Creating an entirely new organization around a magazine that already had a venerable reputation as an academic and literary journal was the only way I could ensure its survival in the early 2000s. More than 30 years later and six hundred kilometres away from its first issue, the literary landscape on which ellipse settled was a very different one. I was part-time faculty at the University of New Brunswick, but didn’t foresee attaching ellipse to a university. I was on the editorial board or board of directors of several literary, arts, and community organizations, and a member of writers’ and translators’ associations, and I knew the challenges of arts funding. I also knew that Fredericton and Moncton had communities of hardworking artists. The directors, editors, and many contributors would be artists and Rebuilding the House writers from our region who, for the most part, knew nothing about ellipse. We would run it like a little mag, and in fact renamed it “revue ellipse mag.” We had Francophone and bilingual editors, though two of our board members, Nancy Bauer and Ray Fraser, were English-speaking writers chosen for their experience and commitment to literary organizations. This was part of our mandate: we wanted to develop a culture of literary translation in New Brunswick from the ground up. This meant inviting writers to translate writers, offering translation workshops to students and to the public, and discussing the work of translation as an art form, in a province where it was seen as a service. We published a few issues with one Francophone (not necessarily Québécois) and one Anglophone poet in translation (often Governor General’s Award winners) in the tradition of the Sherbrooke publishers; more often, we compiled work around a theme, often in double issues. One of the issues I am most proud of presented work in Indigenous languages. Often with the help of Hugh Hazelton, my favourite guest editor, we extended our reach to other languages and countries—Argentina and Brazil, for instance. Many Acadian and Atlantic writers, like Herménégilde Chiasson and Joe Blades, both involved in ellipse, are multidisciplinary artists, and it made sense in our vision to feature contemporary Canadian artwork in each issue.

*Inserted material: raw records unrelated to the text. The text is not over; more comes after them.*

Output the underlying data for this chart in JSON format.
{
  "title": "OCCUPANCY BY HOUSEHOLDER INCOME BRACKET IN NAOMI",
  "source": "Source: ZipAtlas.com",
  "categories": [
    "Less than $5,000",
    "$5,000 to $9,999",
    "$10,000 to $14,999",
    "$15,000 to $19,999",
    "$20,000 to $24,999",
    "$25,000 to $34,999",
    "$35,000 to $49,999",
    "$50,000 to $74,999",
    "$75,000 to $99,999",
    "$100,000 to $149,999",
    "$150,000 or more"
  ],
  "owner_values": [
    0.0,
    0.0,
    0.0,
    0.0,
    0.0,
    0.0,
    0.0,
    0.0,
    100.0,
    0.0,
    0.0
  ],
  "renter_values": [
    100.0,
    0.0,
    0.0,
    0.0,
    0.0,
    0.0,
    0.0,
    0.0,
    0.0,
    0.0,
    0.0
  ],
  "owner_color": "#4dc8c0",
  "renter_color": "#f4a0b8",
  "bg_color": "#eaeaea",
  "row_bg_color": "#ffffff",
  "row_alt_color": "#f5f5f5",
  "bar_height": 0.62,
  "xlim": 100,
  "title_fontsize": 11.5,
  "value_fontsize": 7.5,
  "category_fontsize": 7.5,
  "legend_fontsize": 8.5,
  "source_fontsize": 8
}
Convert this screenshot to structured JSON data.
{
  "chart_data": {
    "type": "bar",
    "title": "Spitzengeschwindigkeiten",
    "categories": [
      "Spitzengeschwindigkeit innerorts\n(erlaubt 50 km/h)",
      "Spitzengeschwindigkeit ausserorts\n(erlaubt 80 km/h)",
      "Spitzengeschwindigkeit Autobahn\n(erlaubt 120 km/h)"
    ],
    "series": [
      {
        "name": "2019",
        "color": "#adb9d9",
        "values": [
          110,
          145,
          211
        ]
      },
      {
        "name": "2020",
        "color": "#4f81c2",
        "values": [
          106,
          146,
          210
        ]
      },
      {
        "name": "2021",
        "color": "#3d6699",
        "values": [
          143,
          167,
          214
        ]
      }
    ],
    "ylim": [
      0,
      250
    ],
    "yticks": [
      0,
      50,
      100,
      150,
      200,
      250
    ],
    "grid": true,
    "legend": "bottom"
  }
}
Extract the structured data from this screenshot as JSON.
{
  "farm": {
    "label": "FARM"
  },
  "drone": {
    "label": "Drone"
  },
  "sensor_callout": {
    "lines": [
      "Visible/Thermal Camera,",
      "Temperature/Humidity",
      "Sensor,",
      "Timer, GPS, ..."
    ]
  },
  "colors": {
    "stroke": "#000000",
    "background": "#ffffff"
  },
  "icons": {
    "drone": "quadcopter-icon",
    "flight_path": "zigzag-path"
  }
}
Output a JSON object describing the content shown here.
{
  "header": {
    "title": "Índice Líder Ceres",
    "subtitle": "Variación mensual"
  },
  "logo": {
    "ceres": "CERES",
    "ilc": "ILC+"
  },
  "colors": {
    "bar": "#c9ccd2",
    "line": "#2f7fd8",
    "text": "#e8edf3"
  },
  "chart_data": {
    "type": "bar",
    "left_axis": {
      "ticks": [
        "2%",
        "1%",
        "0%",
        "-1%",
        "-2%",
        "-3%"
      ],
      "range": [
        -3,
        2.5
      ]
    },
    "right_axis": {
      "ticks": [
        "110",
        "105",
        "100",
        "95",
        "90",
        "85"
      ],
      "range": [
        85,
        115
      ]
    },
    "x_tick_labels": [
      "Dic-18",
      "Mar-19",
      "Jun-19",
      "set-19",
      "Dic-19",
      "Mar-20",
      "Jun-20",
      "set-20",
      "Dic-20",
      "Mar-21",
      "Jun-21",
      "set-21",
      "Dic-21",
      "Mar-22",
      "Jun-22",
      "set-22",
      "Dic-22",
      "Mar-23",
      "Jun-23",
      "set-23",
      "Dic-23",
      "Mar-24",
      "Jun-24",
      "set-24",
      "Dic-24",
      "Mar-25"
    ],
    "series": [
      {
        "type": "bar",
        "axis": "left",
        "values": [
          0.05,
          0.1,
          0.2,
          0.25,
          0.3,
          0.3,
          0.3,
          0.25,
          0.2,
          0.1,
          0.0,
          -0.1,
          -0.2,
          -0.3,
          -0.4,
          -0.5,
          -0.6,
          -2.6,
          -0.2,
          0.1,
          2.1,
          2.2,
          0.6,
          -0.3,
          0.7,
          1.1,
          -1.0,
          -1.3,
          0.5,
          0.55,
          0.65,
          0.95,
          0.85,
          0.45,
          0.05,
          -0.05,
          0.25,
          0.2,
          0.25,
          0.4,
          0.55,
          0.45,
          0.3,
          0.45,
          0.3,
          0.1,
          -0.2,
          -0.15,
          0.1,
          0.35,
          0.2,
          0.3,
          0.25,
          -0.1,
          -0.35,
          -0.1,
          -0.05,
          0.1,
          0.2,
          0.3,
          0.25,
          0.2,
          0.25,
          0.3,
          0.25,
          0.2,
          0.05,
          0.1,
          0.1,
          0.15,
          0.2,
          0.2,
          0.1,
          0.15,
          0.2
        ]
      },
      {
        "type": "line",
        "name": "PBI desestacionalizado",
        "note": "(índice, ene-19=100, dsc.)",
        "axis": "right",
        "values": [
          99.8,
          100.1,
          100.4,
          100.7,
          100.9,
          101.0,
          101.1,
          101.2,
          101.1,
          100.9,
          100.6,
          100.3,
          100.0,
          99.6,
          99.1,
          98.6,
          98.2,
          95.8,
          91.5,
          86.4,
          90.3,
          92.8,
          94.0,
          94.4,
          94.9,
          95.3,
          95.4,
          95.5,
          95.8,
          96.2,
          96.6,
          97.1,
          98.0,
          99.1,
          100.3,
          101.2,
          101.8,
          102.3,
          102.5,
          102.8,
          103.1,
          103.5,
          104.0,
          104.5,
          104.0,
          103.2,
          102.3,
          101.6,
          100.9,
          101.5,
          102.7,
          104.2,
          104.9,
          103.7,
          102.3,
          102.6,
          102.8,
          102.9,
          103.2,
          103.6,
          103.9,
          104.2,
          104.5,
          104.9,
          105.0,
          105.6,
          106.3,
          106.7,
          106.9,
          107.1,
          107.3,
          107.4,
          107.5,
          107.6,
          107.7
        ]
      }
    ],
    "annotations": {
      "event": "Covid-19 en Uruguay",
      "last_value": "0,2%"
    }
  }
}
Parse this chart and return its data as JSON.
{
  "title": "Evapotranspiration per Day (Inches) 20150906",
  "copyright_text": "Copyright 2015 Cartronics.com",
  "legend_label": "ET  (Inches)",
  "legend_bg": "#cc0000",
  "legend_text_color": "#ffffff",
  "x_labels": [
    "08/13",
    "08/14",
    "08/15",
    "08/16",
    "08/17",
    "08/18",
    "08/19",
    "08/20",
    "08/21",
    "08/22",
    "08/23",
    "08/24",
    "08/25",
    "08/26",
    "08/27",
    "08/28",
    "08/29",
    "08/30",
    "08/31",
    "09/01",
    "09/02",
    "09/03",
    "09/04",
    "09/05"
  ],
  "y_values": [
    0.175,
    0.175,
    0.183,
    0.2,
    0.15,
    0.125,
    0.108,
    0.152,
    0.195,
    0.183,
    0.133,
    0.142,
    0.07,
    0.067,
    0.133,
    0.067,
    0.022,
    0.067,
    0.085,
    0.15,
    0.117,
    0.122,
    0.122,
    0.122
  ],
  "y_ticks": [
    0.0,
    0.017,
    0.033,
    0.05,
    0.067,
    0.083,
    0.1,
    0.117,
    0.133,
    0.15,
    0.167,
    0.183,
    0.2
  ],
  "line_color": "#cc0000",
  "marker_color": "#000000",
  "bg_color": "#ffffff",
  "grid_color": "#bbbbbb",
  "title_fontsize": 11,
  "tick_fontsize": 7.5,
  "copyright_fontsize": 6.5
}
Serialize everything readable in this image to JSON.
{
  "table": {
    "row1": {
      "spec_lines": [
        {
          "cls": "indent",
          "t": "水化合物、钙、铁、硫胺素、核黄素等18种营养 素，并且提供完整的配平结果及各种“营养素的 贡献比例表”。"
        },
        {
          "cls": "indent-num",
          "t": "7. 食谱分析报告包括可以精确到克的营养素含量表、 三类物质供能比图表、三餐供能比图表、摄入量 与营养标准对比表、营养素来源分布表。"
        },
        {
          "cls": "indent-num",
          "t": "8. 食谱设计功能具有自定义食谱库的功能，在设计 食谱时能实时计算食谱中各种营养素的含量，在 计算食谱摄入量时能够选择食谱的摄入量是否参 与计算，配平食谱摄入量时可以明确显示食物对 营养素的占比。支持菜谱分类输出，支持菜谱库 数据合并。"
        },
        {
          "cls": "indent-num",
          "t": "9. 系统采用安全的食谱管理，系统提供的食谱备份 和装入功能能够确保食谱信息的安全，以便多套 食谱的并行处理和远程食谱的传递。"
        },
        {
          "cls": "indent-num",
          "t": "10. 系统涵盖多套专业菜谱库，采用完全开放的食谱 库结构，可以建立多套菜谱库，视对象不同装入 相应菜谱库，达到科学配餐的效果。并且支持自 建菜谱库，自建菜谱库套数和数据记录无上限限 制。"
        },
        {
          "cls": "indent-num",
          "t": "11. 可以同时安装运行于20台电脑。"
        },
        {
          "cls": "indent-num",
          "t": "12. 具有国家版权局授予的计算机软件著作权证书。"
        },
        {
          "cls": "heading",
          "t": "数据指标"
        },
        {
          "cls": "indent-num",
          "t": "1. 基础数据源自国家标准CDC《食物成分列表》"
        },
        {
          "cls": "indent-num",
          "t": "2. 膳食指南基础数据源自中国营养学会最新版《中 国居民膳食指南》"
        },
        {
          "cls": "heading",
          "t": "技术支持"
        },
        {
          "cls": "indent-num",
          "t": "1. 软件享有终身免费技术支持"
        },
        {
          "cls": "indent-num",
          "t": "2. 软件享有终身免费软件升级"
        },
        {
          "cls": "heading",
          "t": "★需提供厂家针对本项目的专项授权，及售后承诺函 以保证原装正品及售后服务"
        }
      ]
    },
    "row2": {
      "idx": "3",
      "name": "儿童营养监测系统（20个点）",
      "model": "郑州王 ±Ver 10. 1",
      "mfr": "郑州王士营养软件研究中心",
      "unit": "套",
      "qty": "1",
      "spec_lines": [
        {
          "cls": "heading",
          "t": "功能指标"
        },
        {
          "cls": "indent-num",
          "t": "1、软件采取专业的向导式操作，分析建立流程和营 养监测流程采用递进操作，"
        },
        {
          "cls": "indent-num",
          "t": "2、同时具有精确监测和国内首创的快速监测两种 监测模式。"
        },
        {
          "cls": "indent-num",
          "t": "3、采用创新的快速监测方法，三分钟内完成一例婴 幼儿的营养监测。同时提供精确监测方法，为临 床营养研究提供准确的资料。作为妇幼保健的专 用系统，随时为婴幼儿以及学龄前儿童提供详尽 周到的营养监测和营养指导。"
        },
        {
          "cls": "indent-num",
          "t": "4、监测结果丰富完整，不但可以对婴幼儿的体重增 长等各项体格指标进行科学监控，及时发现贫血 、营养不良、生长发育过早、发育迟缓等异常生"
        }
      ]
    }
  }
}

In 2003, we launched an issue on the Governor General’s Award-winning poet, and my dear friend, Robert Dickson. Because the publication was delayed after he had arranged to visit New Brunswick, we again expanded our mandate. Now, éditions ellipse inc. would also organize Canada’s first festival of literary translation, Side-by-Side. Many members of the Literary Translators’ Association of Canada were invited to Fredericton and Moncton. Sonya Malaborza, who returned to New Brunswick during that period, became actively involved in both the magazine and the festival, first as a summer student and then as a contributor and participant. Our festivals integrated readings of poetry in both official languages, multilingual poetry readings for United Nations Mother Tongue Language Day, organized by Nela Rio, conversations on literary translation, including one with Jonathan Kaplansky and Hélène Rioux translating each other, lavish brunch readings hosted by Rose Després, and workshops for students, professional translators, and writers, including our annual Translation Slam experiments. Side-by-Side Festival Côte-à-Côte (the capitalization in French was intended, as a recognition that each “side” had equal standing) was appreciated and well attended. We invited Wolastoq Elders and writers to open our first event with a prayer, a song, or a poem. I think the festival promoted understanding among cultures in a deeper, more immediate way than the magazine. At a time when printing and selling the required number of copies of the magazine was becoming impossible for our team (and for my family), the festival was generously financed by municipal, provincial, and national arts funders. I believe the enthusiasm around it enabled ellipse to become known to new audiences and to survive in Fredericton for an extra year or two. If I were to sum up in one sentence the unique role of ellipse in the Maritimes, I would say it was building a community of writers outside academe that truly recognized literary translators as artists.